Ese sabio que calla
Jesús Fernández Santos entraba en la Redacción con el sigilo de los sabios, sin levantar la voz, levemente. Traía en sus manos huesudas y ausentes un papel- enrollado en el que transportaba sus opiniones sobre la vida que veía. Lo depositaba sobre la mesa adecuada, se apoyaba en el quicio de una puerta y luego se iba como si no hubiera estado. Parecía que venía a despedirse de los días a sentir que la edad era una acuarela quieta que podía difuminarse como se elimina el tiempo en el cine que él tanto amó.Un día, creo que era abril, el mes más cruel, desapareció de miestros pasillos y dejó de sonar en el aire su voz detenida, la voz del que sabe que la palabra es una superficie sobre la que hay que escarbar sin reposo para hallar el nombre exacto de las cosas. La enfermedad que le había rondado como una mano poblada de diamantes falsos le vino a ver cuando estaba en Barcelona para participar en un coloquio sobre la identidad de este país que él miró con los de un orfebre.

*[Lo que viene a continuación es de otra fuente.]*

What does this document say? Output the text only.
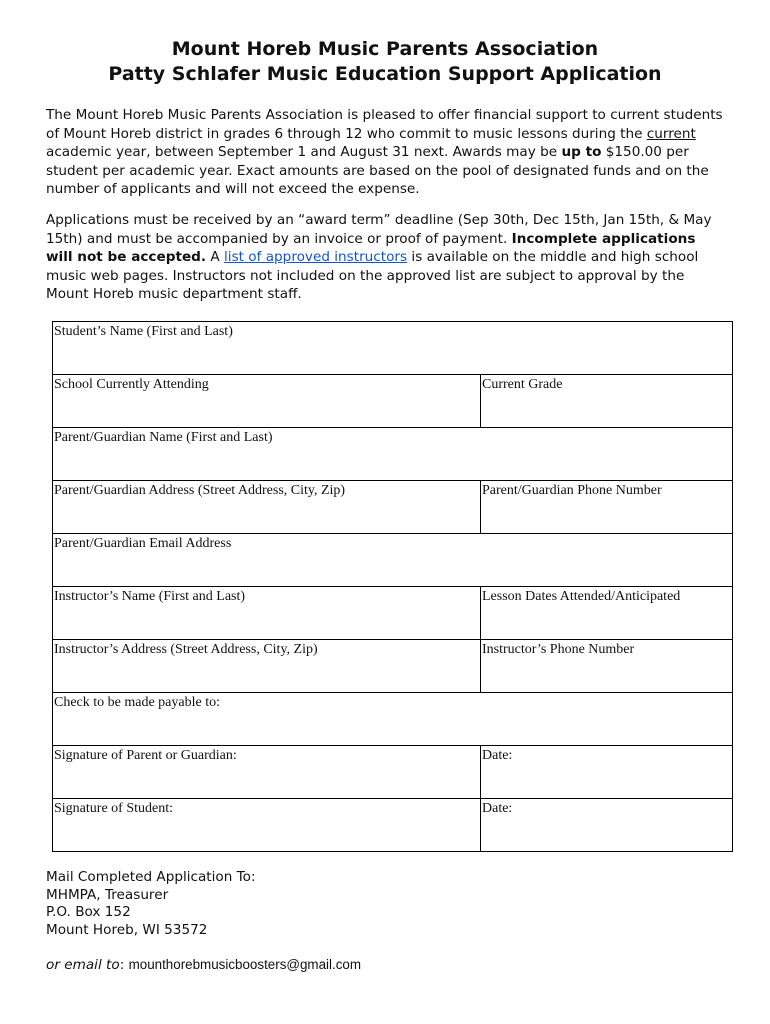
Mount Horeb Music Parents Association
Patty Schlafer Music Education Support Application
The Mount Horeb Music Parents Association is pleased to offer financial support to current students of Mount Horeb district in grades 6 through 12 who commit to music lessons during the current academic year, between September 1 and August 31 next. Awards may be up to $150.00 per student per academic year. Exact amounts are based on the pool of designated funds and on the number of applicants and will not exceed the expense.
Applications must be received by an “award term” deadline (Sep 30th, Dec 15th, Jan 15th, & May 15th) and must be accompanied by an invoice or proof of payment. Incomplete applications will not be accepted. A list of approved instructors is available on the middle and high school music web pages. Instructors not included on the approved list are subject to approval by the Mount Horeb music department staff.
Student’s Name (First and Last)	
School Currently Attending	Current Grade
Parent/Guardian Name (First and Last)	
Parent/Guardian Address (Street Address, City, Zip)	Parent/Guardian Phone Number
Parent/Guardian Email Address	
Instructor’s Name (First and Last)	Lesson Dates Attended/Anticipated
Instructor’s Address (Street Address, City, Zip)	Instructor’s Phone Number
Check to be made payable to:	
Signature of Parent or Guardian:	Date:
Signature of Student:	Date:
Mail Completed Application To:
MHMPA, Treasurer
P.O. Box 152
Mount Horeb, WI 53572
or email to: mounthorebmusicboosters@gmail.com
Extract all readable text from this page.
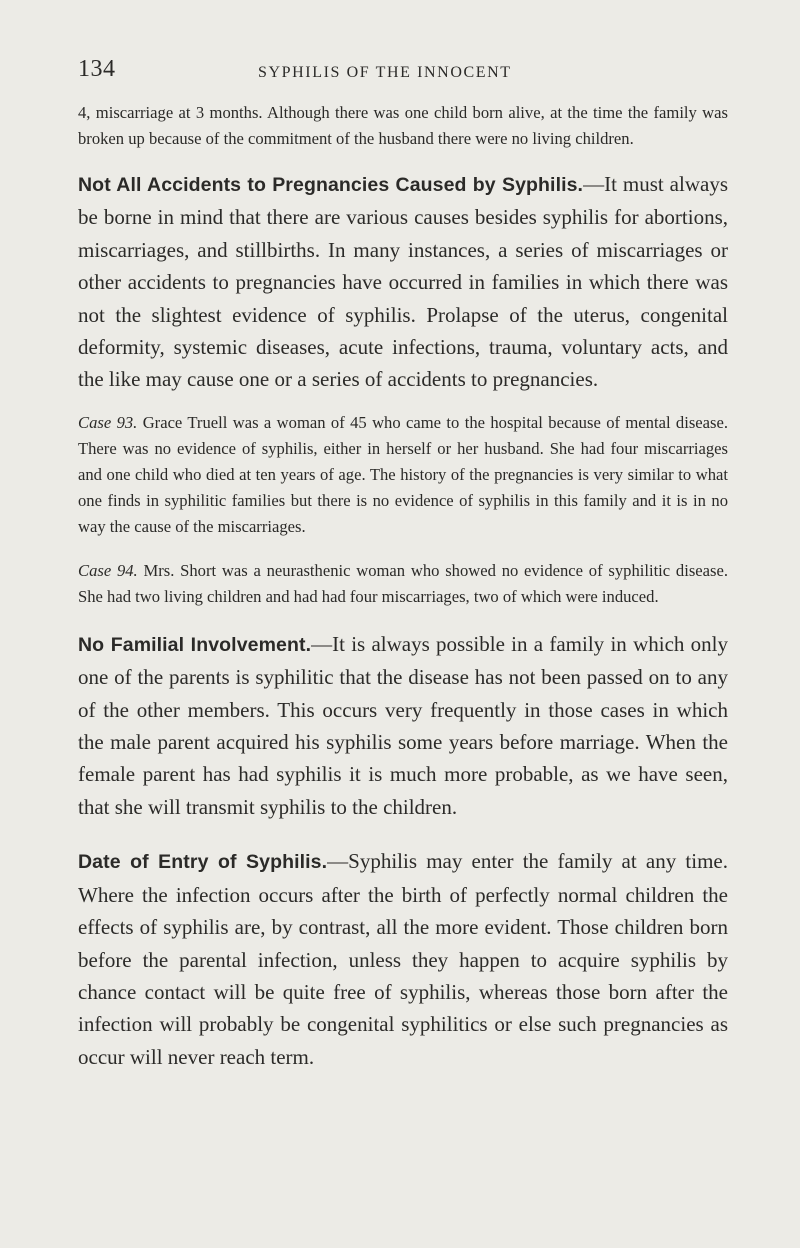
134	SYPHILIS OF THE INNOCENT

4, miscarriage at 3 months. Although there was one child born alive, at the time the family was broken up because of the commitment of the husband there were no living children.

Not All Accidents to Pregnancies Caused by Syphilis.—It must always be borne in mind that there are various causes besides syphilis for abortions, miscarriages, and stillbirths. In many instances, a series of miscarriages or other accidents to pregnancies have occurred in families in which there was not the slightest evidence of syphilis. Prolapse of the uterus, congenital deformity, systemic diseases, acute infections, trauma, voluntary acts, and the like may cause one or a series of accidents to pregnancies.

Case 93. Grace Truell was a woman of 45 who came to the hospital because of mental disease. There was no evidence of syphilis, either in herself or her husband. She had four miscarriages and one child who died at ten years of age. The history of the pregnancies is very similar to what one finds in syphilitic families but there is no evidence of syphilis in this family and it is in no way the cause of the miscarriages.

Case 94. Mrs. Short was a neurasthenic woman who showed no evidence of syphilitic disease. She had two living children and had had four miscarriages, two of which were induced.

No Familial Involvement.—It is always possible in a family in which only one of the parents is syphilitic that the disease has not been passed on to any of the other members. This occurs very frequently in those cases in which the male parent acquired his syphilis some years before marriage. When the female parent has had syphilis it is much more probable, as we have seen, that she will transmit syphilis to the children.

Date of Entry of Syphilis.—Syphilis may enter the family at any time. Where the infection occurs after the birth of perfectly normal children the effects of syphilis are, by contrast, all the more evident. Those children born before the parental infection, unless they happen to acquire syphilis by chance contact will be quite free of syphilis, whereas those born after the infection will probably be congenital syphilitics or else such pregnancies as occur will never reach term.
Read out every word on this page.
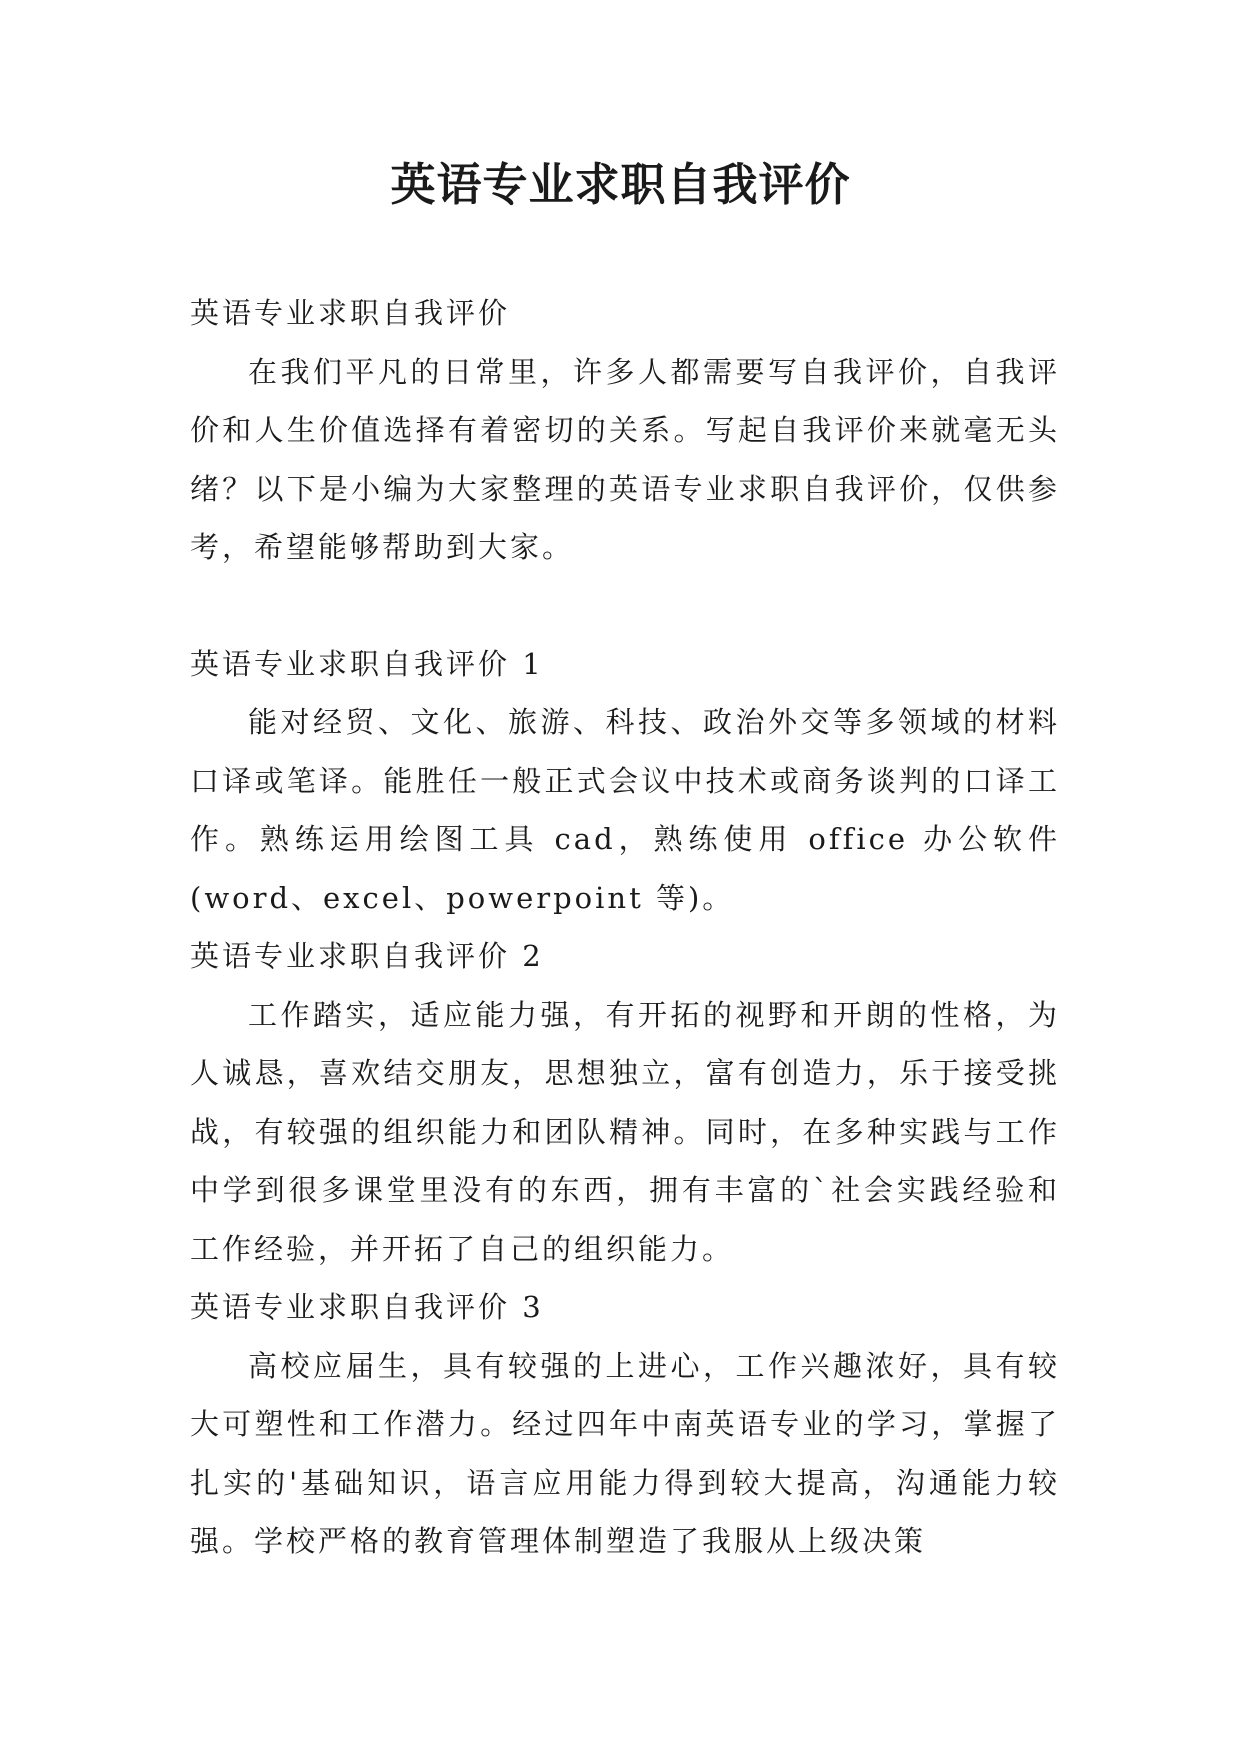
英语专业求职自我评价

英语专业求职自我评价

在我们平凡的日常里，许多人都需要写自我评价，自我评价和人生价值选择有着密切的关系。写起自我评价来就毫无头绪？以下是小编为大家整理的英语专业求职自我评价，仅供参考，希望能够帮助到大家。

英语专业求职自我评价 1

能对经贸、文化、旅游、科技、政治外交等多领域的材料口译或笔译。能胜任一般正式会议中技术或商务谈判的口译工作。熟练运用绘图工具 cad，熟练使用 office 办公软件(word、excel、powerpoint 等)。

英语专业求职自我评价 2

工作踏实，适应能力强，有开拓的视野和开朗的性格，为人诚恳，喜欢结交朋友，思想独立，富有创造力，乐于接受挑战，有较强的组织能力和团队精神。同时，在多种实践与工作中学到很多课堂里没有的东西，拥有丰富的`社会实践经验和工作经验，并开拓了自己的组织能力。

英语专业求职自我评价 3

高校应届生，具有较强的上进心，工作兴趣浓好，具有较大可塑性和工作潜力。经过四年中南英语专业的学习，掌握了扎实的'基础知识，语言应用能力得到较大提高，沟通能力较强。学校严格的教育管理体制塑造了我服从上级决策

Èl nunca había traído a la Redacción otra voz que la de su silencio multiplicado por la escasez verbal que la vida impone a los irónicos. Sabía de todo y conocía al detalle la miseria y la gloria de los nombres propios que pueblan los pasillos del poder y de la nada en esta tierra. Cuando se daba a la confidencia de la tertulia era sarcástico y lógico, como un buen novelista, pero en el fondo de su alma siempre amanecía una sonrisa que le quitaba resquemor a los sucesos que él almacenaba con la curiosidad de un adolescente que acaba de descubrir su mirada en un espejo.
Era un apasionado de la vida cotidiana, y eso le convirtió en un contertulio requerido, en una figura insustituible en las largas tardes del café Gijón. Pero era un trabajador secreto e infatigable, que se encerraba en su molino leonés a ver pasar las hojas de un calendario sobre el que caminó con pies seguros hasta que un día de abril la vida le empezó a quitar la mano de los hombros.